Very little is known about the influence of massive and long distance migration on parasite epidemiology. Migration can simultaneously minimize exposure to common parasites in their habitats and increase exposure to novel pathogens from new environments and habitats encountered during migration, while physiological stress during long distance movement can lead to immune suppression, which makes migrants vulnerable to parasites. In this paper, we investigated the diversity, prevalence, parasite load, co-infection patterns and predilection sites of adult gastrointestinal helminths in 130 migrating wildebeests and tested for their relation with animal age, sex and migration time (which also could indicate different migration routes), and compared them with the non-migratory wildebeest. Surprisingly, only four parasite species were found, Oesophagostomum columbianum , Haemonchus placei , Calicophoron raja and Moniezia expansa , which were lower than in non-migratory wildebeest reported in the literature. These parasites were generalists, infecting livestock, and suggests that wildebeest and livestock, because of their interaction during migration, have a cross-infection risk. There was a negative relation between parasites diversity, prevalence and intensity of infection, and host age, which suggests that wildebeests acquire protective immunity against these parasites as they get older. Prevalence and intensity of infection were higher among wildebeest crossing the Mara Bridge (early migrants) compared to those crossing the Serena (late migrants), which suggests that early migrants (or migrants originating from different areas) have varying infection intensities.

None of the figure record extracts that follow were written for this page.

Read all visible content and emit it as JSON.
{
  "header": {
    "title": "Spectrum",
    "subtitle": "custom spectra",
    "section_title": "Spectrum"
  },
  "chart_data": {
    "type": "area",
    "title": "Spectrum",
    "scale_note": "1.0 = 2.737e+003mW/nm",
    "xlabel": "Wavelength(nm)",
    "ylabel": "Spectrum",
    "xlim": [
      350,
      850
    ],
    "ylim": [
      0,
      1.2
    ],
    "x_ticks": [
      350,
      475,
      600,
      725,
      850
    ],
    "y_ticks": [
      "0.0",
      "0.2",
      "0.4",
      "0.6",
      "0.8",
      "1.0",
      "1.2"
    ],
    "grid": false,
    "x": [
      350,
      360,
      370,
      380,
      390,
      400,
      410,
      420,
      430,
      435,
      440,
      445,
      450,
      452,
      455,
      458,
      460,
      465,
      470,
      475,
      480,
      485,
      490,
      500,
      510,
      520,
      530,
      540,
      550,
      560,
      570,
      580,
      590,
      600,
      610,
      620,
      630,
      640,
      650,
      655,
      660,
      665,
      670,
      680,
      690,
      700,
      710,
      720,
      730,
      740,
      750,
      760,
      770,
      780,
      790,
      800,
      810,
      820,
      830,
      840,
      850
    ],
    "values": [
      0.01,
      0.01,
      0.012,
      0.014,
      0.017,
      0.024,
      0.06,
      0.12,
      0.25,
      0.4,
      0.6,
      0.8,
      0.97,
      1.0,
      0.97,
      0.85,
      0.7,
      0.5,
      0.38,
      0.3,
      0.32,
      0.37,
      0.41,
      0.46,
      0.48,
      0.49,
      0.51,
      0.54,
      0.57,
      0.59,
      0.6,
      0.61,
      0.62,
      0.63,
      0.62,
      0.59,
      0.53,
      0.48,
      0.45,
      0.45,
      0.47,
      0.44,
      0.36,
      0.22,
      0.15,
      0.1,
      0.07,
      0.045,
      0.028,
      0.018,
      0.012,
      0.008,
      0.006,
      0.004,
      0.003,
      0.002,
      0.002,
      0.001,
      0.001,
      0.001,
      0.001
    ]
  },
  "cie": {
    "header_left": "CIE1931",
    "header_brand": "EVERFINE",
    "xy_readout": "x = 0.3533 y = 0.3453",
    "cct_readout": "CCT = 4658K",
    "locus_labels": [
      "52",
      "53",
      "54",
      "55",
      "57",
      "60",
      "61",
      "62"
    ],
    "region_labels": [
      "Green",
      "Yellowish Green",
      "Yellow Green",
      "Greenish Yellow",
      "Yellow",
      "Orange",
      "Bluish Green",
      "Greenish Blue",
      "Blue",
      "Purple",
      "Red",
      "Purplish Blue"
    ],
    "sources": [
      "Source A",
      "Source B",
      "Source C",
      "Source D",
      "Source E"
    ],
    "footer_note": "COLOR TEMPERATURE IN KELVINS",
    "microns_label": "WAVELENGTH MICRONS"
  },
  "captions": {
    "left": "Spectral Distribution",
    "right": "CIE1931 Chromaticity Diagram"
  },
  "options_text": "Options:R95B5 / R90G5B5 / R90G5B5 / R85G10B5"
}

The prevalence and intensity of infection were higher in males compared to females and may be due to ecological, behavioural, or physiological differences between males and females. Our findings compared to those of previous studies suggest that migration may provide a mechanism to minimize exposure of hosts to common parasites through migratory escape, but this result awaits examination of helminths epidemiology of non-migratory wildebeests from areas of migrant origins. The potential parasitic cross-infection between wildebeests and livestock is a real risk to be taken into account in the management of wildebeest migration corridors.